The main contention of counsel for complainants in relation to the claim of defendants Harris and Corbin is that they, being mortgagees, can acquire no title under this tax deed as against the mortgagor. It appears that the defendants were acting in entire good faith, and the question is purely a legal one. The rule is well settled, we think, that a mortgagee cannot acquire title to the mortgaged premises by purchase at a tax sale; the rule being that such purchase amounts to a payment of the tax, and inures to the benefit of the mortgagor. Our statute (Act No. 206, Pub. Acts 1893, § 53) provides that "any person having a lien on property may, after thirty days from the time the tax is payable, pay the taxes thereon, and the same may be added to his lien, and recovered, with the rate of interest borne by the lien." It was held by this court in Boardman v. Boozewinkel, 121 Mich. 320 (80 N. W. 37), that where the purchaser at a tax sale at the time of the purchase was the attorney for the mortgagee in a foreclosure proceeding on the land sold, and afterwards conveyed his interest by quitclaim to his client, and there being no evidence to show that the attorney claimed title, the purchase amounted to a redemption from the sale in favor of his client, and could not be considered as an independent title. Jones on Mortgages (1134) lays down the rule in its broadest terms. It is said: "Inasmuch as the mortgagee has the right to pay the taxes in order to protect his mortgage, his purchase at the tax sale must be regarded merely as such payment, and not as giving him a title."

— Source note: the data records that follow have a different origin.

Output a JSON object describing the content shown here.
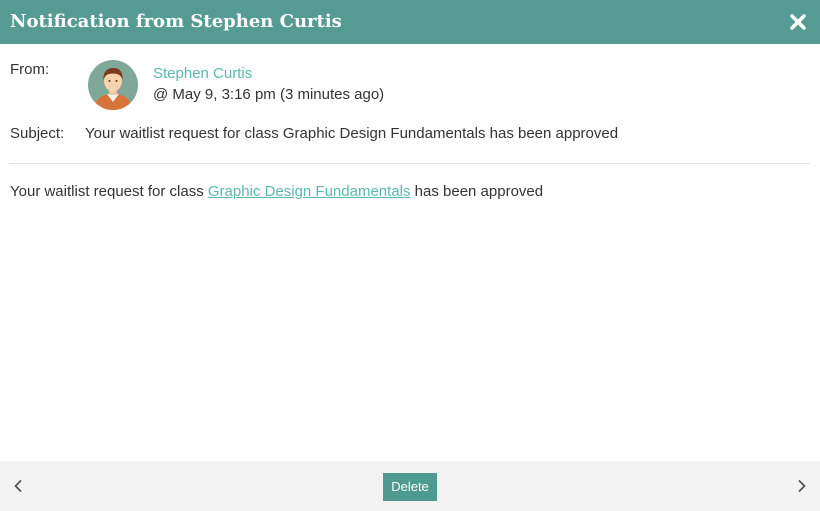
{
  "header": {
    "title": "Notification from Stephen Curtis",
    "close_icon": "close-icon"
  },
  "message": {
    "from_label": "From:",
    "sender_name": "Stephen Curtis",
    "sent_time": "@ May 9, 3:16 pm (3 minutes ago)",
    "subject_label": "Subject:",
    "subject": "Your waitlist request for class Graphic Design Fundamentals has been approved",
    "body_prefix": "Your waitlist request for class ",
    "body_link": "Graphic Design Fundamentals",
    "body_suffix": " has been approved"
  },
  "footer": {
    "delete_label": "Delete",
    "prev_icon": "chevron-left-icon",
    "next_icon": "chevron-right-icon"
  },
  "colors": {
    "header_bg": "#559b94",
    "accent_link": "#5bb8ad",
    "delete_bg": "#4e9990",
    "footer_bg": "#f3f3f3"
  }
}
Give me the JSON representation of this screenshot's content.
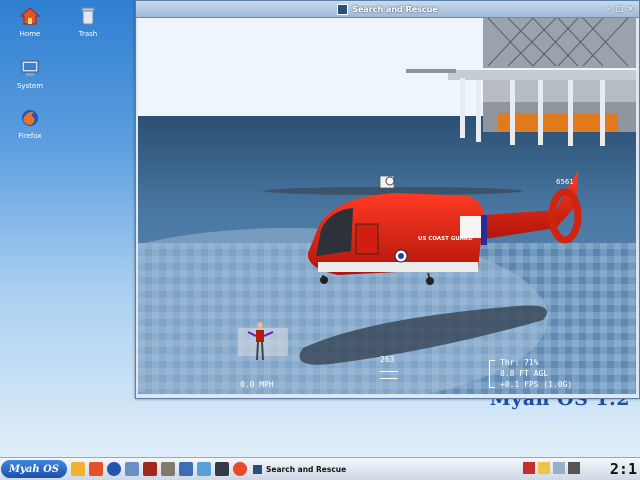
{
  "desktop": {
    "icons": [
      {
        "label": "Home",
        "icon": "home-icon"
      },
      {
        "label": "Trash",
        "icon": "trash-icon"
      },
      {
        "label": "System",
        "icon": "computer-icon"
      },
      {
        "label": "Firefox",
        "icon": "firefox-icon"
      }
    ],
    "brand": "Myah OS 1.2"
  },
  "window": {
    "title": "Search and Rescue",
    "hud": {
      "heading": "263",
      "speed": "0.0 MPH",
      "throttle": "Thr: 71%",
      "altitude": "8.8 FT AGL",
      "fps": "+0.1 FPS (1.0G)"
    },
    "helicopter": {
      "tail_number": "6561",
      "fuselage_text": "US COAST GUARD"
    }
  },
  "taskbar": {
    "start_label": "Myah OS",
    "task_label": "Search and Rescue",
    "clock": "2:1",
    "colors": {
      "start": "#2a6ad0",
      "taskbar": "#dde6f0"
    }
  }
}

In the case of Eck v. Swennumson, 73 Iowa, 423 (35 N. W. 503, 5 Am. St. Rep. 690), it appeared that judgment of foreclosure of a mortgage was obtained March 30, 1881, on a mortgage dated May 27, 1878, and on the same day the judgment was assigned to plaintiff. The premises

were sold on execution in February, 1885, and bid in by the plaintiff, to whom a sheriff's deed duly issued. In November, 1879, the property was sold for the taxes of 1878, and bid in by the mortgagee, who assigned to a third person. A tax deed was issued to this person, who afterwards conveyed to defendant. It was held that, as the mortgagee had the right to pay the taxes in order to protect his mortgage, his purchase at the tax sale must be regarded as such payment merely, and could not operate to give him title.

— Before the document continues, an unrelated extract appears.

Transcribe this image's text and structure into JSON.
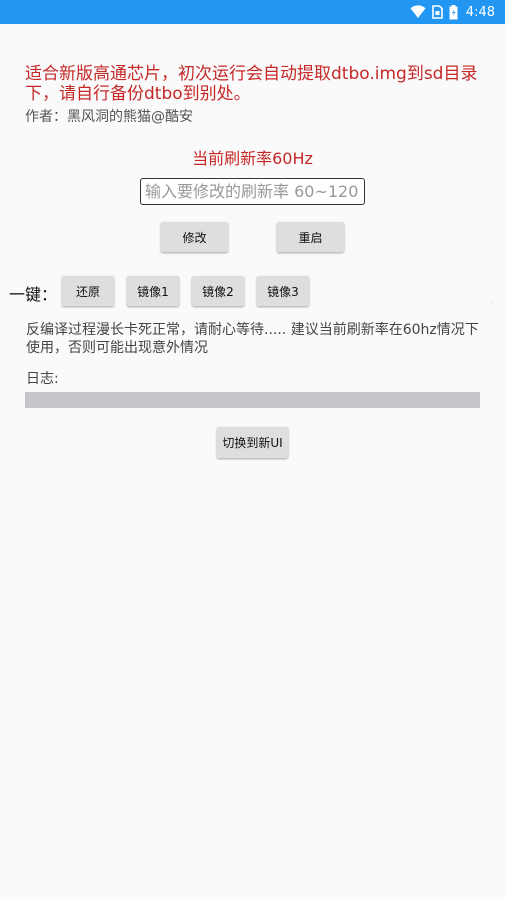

In some of the States it is held that a mortgagee out of possession may acquire a tax title; but in a majority of the States this rule does not prevail, but the rule is that a mortgagee, either in or out of possession, may not acquire it as against the mortgagor or other mortgagees. Especially is this the rule in those States where, by the statute, one having a lien upon the premises is permitted to pay the tax and add the amount to his lien. In Maxfield v. Willey, 46 Mich. 252 (9 N. W. 271), it was held that neither party to a mortgage could cut off the other's interest by bidding in the premises at a tax sale, if the other objected thereto.

The relations between complainants and defendants Corbin and Harris were such at the time the premises were bid in for the taxes and deeded to Harris that the transaction must be regarded as a redemption, and Corbin and Harris can claim no title under the tax deed. The amount bid was $24.29, which complainants have been willing to pay, with interest.

The decree of the court below must be affirmed, with costs.

MONTGOMERY, C. J., MOORE and GRANT, JJ., con. curred. HOOKER, J., did not sit.